StartSeite Kommentare zu Kehlschnitte und Pömpfen LarhgoWiki LetzteÄnderungen OnlineHilfe Gerüchte Index Impressum

Kehlschnitte und Pömpfen

Meucheln und Niederschlagen

Da in Larhgo ja ohne feste Regeln gespielt wird, wollte ich (prokura) das Thema mal als meiner Meinung nach diskussionswürdig ansprechen.

Anscheinend haben ja einige Leute da verschiedene Auffassungen von, was ja natürlich ist, wenn es eben keine feste Regel gibt. Hier mal meine, ich sprech sie deshalb an, weil sie mir in Larhgo schon sehr anders durchgeführt begegnet sind, was mir teilweise nicht wirklich gefallen hat. das ist natürlich Geschmacksache, aber man kann ja mal drüber reden.

Duchführung:

Meiner Meinung nach, ist ein “pömpfen” ein überaschender Niederschlag, eher aus dem Hinterhalt. Am besten ungesehen! Ein Gegner, der mich (womöglich noch während eines Kampfes) von VORNE niederschlagen will sollte eigentlich ignoriert werden.

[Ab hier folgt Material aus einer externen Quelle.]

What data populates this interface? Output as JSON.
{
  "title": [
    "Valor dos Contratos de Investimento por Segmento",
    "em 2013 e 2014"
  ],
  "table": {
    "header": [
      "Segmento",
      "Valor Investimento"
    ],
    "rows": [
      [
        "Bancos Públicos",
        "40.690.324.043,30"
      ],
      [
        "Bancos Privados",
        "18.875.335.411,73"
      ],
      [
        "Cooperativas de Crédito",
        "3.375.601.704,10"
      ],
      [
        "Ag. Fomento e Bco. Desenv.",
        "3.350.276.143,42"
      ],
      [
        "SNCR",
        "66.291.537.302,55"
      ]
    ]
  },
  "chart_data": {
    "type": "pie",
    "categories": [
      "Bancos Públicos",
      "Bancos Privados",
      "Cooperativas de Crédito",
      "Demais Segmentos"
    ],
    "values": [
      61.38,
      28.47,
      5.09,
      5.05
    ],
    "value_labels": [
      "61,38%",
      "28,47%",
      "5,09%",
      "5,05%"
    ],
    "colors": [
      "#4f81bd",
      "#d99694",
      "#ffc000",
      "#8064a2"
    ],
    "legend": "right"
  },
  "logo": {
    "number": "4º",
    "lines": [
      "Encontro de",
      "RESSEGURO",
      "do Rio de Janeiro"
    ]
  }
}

“Pömpfen” sollte man wirklich nur mit kernlosen kleinen gut zu kontrollierenden Waffen. In einer sehr kontrollierten Situation tuts auch mal ein Waffenknauf.

“Meucheln / Kehlschnitt” sollte MEINER Meinung nach auch überaschend kommen. Auch am besten ungesehen, von hinten oder ansatzlos. Kann das Opfer noch irgendwie reagieren, an die Hand des Angreifers geraten etc. würde ich diese heikle, technisch schwere Attacke schon als gescheitert oder nicht 100% gelungen sehen. Dem Opfer dabei wirklich an die REALE Kehle zu gehen, finde ich akzeptabel. Allerdings darf das WIRKLICH IMMER NUR mit kernlosen extra weich / glatt gebauten Waffen passieren. Ich kann es gut nachvollziehen, wenn das Leuten zu weit geht. Mit mir kann man das machen, aber wirklich SOFT bitte.

IT - Problematik!

Soll, kann muss wirklich JEDER einen Kehlschnitt / eine Meuchelattacke beherrschen? Sollte man sich nicht überlegen, ob eine so “krasse” Fertigkeit wirklich auch Bauer Hinz oder Soldat Kunz beherrschen muss? Wo hat er das gelernt? (mal angenommen er ist nicht doch der waaaaaaaaahnsinnig geheime mega Agent) Und warum hat er das gelernt? Und ist er wirklich so kaltblütig, das auch durchzuziehen?

Ich denke mir halt, wenn man sich vorher überlegt, wie ein Charakter dazu steht, wird es nicht inflationär auftreten. Allein, sich zu überlegen, einen SICHEREN “Meucheldolch” zu bauen, führt dazu, sich mit dem Thema zu beschäftigen.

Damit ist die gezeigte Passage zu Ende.